Trump administration seeks to deport Kilmar Abrego Garcia to Uganda
Washington DC - The US government intends to deport a Salvadoran man at ground zero of President Donald Trump's war on undocumented immigration to Uganda next week, his lawyers said Saturday.

In a filing, the lawyers asked courts to dismiss the case against Kilmar Abrego Garcia on grounds that it is a vindictive attempt to punish him for challenging his initial deportation to El Salvador.
The attempt to deport Garcia to far-flung Uganda in East Africa adds a dramatic new twist to a saga that has become a test case for Trump's harsh crackdown on illegal immigration – and, critics say, his trampling of the law.
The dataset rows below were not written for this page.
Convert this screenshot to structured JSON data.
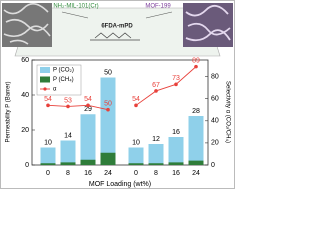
{
  "chart_data": {
    "type": "bar",
    "annotations": [
      "NH₂-MIL-101(Cr)",
      "6FDA-mPD",
      "MOF-199"
    ],
    "xlabel": "MOF Loading (wt%)",
    "ylabel": "Permeability P (Barrer)",
    "y2label": "Selectivity α (CO₂/CH₄)",
    "categories": [
      "0",
      "8",
      "16",
      "24",
      "0",
      "8",
      "16",
      "24"
    ],
    "series": [
      {
        "name": "P (CO₂)",
        "color": "#8fd0ea",
        "values": [
          10,
          14,
          29,
          50,
          10,
          12,
          16,
          28
        ]
      },
      {
        "name": "P (CH₄)",
        "color": "#2f7d3a",
        "values": [
          1,
          1.5,
          3,
          7,
          1,
          1,
          1.5,
          2.5
        ]
      },
      {
        "name": "α",
        "color": "#e8413b",
        "axis": "y2",
        "values": [
          54,
          53,
          54,
          50,
          54,
          67,
          73,
          89
        ]
      }
    ],
    "ylim": [
      0,
      60
    ],
    "yticks": [
      0,
      20,
      40,
      60
    ],
    "y2lim": [
      0,
      95
    ],
    "y2ticks": [
      0,
      20,
      40,
      60,
      80
    ],
    "legend": "upper-left"
  }
}
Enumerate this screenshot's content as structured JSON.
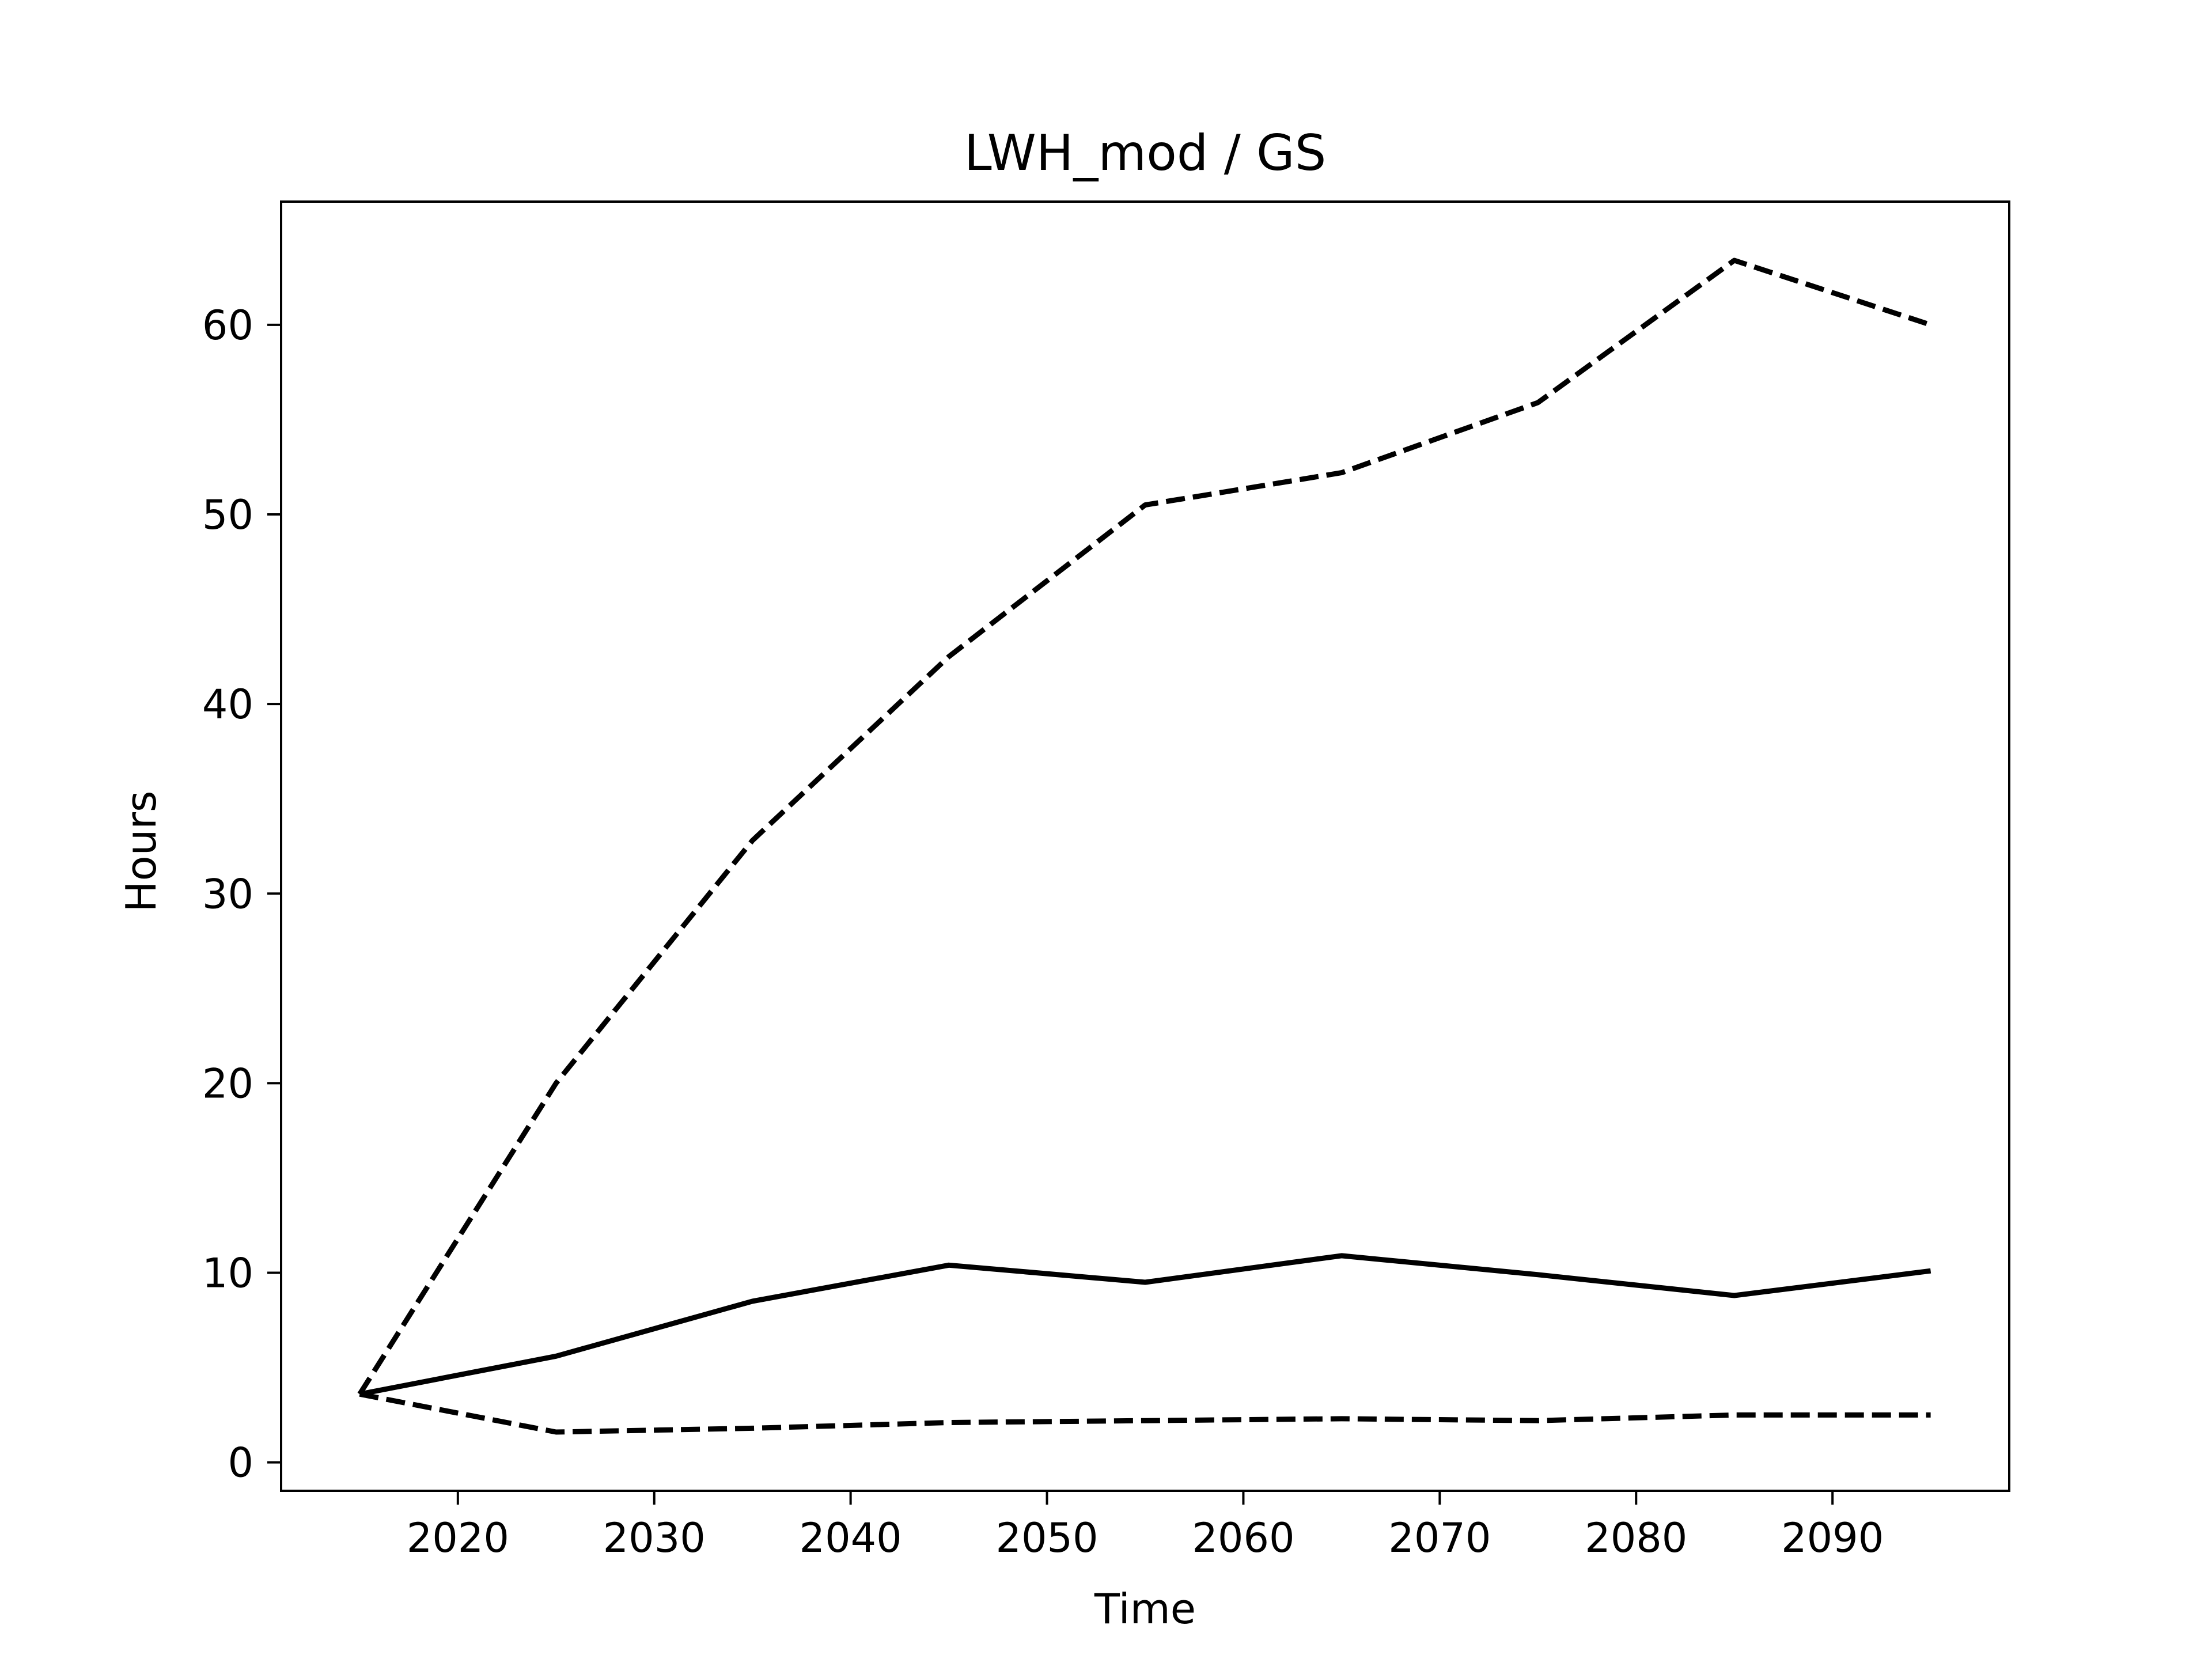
{
  "chart_data": {
    "type": "line",
    "title": "LWH_mod / GS",
    "xlabel": "Time",
    "ylabel": "Hours",
    "xlim": [
      2011,
      2099
    ],
    "ylim": [
      -1.5,
      66.5
    ],
    "xticks": [
      2020,
      2030,
      2040,
      2050,
      2060,
      2070,
      2080,
      2090
    ],
    "yticks": [
      0,
      10,
      20,
      30,
      40,
      50,
      60
    ],
    "grid": false,
    "legend": false,
    "x": [
      2015,
      2025,
      2035,
      2045,
      2055,
      2065,
      2075,
      2085,
      2095
    ],
    "series": [
      {
        "style": "solid",
        "color": "#000000",
        "values": [
          3.6,
          5.6,
          8.5,
          10.4,
          9.5,
          10.9,
          9.9,
          8.8,
          10.1
        ]
      },
      {
        "style": "dashed",
        "color": "#000000",
        "values": [
          3.6,
          20.0,
          32.8,
          42.5,
          50.5,
          52.2,
          55.9,
          63.4,
          60.0
        ]
      },
      {
        "style": "dashed",
        "color": "#000000",
        "values": [
          3.6,
          1.6,
          1.8,
          2.1,
          2.2,
          2.3,
          2.2,
          2.5,
          2.5
        ]
      }
    ]
  }
}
His lawyers' filing was an addition to an earlier one asking judges to dismiss the case.
Word of the new press to deport him came a day after he was freed and allowed to go home to Maryland pending trial on human smuggling charges.
This followed a torturous saga in which he was mistakenly deported to a notoriously rough prison in El Salvador, then returned to US soil only to be detained again.
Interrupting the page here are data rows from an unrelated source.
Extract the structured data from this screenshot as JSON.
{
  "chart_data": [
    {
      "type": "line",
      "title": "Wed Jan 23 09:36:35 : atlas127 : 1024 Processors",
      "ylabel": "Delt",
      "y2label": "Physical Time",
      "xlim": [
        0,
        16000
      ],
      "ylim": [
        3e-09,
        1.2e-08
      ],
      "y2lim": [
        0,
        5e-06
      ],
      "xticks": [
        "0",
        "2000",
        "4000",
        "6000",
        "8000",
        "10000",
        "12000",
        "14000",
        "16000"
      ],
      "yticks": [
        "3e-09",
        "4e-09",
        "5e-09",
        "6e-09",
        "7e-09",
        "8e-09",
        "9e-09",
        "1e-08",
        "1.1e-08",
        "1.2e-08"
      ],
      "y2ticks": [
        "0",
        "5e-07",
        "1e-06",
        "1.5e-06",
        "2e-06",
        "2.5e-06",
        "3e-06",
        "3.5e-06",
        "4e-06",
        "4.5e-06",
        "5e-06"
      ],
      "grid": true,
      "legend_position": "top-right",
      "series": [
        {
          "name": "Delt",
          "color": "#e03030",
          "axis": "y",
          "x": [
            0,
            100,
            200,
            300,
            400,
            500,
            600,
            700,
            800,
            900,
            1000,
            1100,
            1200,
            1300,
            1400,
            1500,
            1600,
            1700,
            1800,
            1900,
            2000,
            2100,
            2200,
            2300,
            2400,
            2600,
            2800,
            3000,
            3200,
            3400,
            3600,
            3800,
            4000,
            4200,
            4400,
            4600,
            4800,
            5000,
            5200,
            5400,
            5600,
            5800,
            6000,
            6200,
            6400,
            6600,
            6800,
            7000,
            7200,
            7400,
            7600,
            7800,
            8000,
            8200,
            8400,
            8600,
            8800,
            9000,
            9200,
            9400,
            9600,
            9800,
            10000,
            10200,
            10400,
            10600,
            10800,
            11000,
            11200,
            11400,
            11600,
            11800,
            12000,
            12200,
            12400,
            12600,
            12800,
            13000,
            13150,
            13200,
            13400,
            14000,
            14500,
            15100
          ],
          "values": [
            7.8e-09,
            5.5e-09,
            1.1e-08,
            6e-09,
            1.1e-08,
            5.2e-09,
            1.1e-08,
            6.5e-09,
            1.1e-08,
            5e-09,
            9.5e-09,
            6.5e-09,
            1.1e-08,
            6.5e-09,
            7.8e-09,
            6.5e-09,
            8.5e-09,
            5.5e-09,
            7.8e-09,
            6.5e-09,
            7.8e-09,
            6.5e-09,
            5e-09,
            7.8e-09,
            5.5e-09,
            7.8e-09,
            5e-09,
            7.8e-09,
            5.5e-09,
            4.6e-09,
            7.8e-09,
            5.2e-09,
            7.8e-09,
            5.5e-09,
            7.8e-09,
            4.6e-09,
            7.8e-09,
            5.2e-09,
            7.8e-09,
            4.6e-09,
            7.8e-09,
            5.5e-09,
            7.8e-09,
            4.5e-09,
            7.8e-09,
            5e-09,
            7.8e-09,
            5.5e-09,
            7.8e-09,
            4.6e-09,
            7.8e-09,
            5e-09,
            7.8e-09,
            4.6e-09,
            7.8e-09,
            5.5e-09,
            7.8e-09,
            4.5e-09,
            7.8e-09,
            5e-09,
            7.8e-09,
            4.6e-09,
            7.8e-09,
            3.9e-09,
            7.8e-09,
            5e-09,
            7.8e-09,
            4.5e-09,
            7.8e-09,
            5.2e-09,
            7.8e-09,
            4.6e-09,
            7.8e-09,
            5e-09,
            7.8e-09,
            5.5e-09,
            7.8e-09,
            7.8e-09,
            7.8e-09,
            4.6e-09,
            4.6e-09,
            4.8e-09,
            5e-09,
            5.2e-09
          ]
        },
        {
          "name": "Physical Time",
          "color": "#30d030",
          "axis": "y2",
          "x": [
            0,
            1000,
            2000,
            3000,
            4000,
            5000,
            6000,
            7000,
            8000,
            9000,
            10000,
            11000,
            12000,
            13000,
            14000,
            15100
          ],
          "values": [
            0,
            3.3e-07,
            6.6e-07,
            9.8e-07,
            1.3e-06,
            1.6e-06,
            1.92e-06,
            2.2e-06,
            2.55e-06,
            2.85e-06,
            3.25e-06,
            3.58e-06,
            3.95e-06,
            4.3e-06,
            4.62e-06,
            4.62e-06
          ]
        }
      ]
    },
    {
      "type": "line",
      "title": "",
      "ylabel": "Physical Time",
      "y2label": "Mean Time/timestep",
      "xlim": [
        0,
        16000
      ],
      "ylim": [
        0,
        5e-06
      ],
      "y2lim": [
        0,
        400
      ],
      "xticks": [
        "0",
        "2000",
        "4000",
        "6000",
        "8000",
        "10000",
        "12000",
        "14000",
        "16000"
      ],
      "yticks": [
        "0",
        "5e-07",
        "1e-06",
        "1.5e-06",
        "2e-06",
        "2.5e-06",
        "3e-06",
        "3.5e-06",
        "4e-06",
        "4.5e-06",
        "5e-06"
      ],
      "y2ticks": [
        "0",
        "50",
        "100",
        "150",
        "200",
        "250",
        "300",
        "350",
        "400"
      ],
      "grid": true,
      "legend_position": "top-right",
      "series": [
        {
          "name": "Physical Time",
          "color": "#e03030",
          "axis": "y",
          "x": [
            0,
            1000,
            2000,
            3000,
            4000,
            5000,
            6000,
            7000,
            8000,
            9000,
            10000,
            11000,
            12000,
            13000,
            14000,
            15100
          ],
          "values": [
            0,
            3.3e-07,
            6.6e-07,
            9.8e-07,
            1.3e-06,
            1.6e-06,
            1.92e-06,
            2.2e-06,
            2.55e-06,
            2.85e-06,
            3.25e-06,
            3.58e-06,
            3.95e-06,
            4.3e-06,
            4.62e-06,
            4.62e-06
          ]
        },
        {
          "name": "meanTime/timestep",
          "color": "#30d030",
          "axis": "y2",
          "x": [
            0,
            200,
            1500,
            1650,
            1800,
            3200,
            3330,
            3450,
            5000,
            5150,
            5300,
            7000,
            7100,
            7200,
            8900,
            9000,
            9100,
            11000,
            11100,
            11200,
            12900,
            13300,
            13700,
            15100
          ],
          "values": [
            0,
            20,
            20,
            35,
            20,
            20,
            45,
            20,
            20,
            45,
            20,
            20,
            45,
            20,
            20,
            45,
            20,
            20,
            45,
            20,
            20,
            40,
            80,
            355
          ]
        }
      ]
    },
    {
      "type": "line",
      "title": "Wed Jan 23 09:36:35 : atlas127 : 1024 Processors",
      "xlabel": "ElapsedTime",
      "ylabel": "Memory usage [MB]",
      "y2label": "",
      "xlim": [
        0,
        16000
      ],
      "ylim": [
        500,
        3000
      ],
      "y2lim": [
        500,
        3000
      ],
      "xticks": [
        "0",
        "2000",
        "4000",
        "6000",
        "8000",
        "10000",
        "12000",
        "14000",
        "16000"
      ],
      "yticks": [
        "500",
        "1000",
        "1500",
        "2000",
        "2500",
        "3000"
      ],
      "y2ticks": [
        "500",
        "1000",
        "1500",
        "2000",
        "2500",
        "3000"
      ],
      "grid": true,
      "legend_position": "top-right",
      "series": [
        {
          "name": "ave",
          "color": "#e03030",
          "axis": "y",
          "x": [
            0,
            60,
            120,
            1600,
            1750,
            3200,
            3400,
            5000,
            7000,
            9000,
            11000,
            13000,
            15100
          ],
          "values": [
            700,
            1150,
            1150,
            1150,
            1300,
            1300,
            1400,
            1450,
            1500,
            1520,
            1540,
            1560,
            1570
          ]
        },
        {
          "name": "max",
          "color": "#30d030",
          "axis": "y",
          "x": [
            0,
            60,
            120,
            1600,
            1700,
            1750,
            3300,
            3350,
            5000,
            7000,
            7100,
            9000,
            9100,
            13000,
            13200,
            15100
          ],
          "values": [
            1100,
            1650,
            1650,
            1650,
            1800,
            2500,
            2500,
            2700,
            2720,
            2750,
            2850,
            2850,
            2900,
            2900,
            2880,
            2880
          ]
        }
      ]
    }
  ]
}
A judge ordered his release Friday, but the latest news means he might again be expelled, this time to Uganda under a new, harsh Trump administration scheme of sending undocumented migrants to distant, even war-torn countries where they know no one.
Abrego Garcia denies any wrongdoing, while the administration claims he is a violent MS-13 gang member who smuggled other immigrants.
Federal government offers Kilmar Abrego Garcia a plea deal
On Thursday, when it became clear Abrego Garcia would be released the following day, government officials made him a plea offer: remain in custody, plead guilty to human smuggling charges, and be deported to Costa Rica, his lawyers said in the filing. He declined the offer.
"The government immediately responded to Mr. Abrego's release with outrage," the filing states.
"Despite... assurances from the government of Costa Rica that Mr. Abrego would be accepted there, within minutes of his release from pretrial custody, an [Immigration and Customs Enforcement] representative informed Mr. Abrego's counsel that the government intended to deport Mr. Abrego to Uganda and ordered him to report to ICE's Baltimore Field Office Monday morning," it added.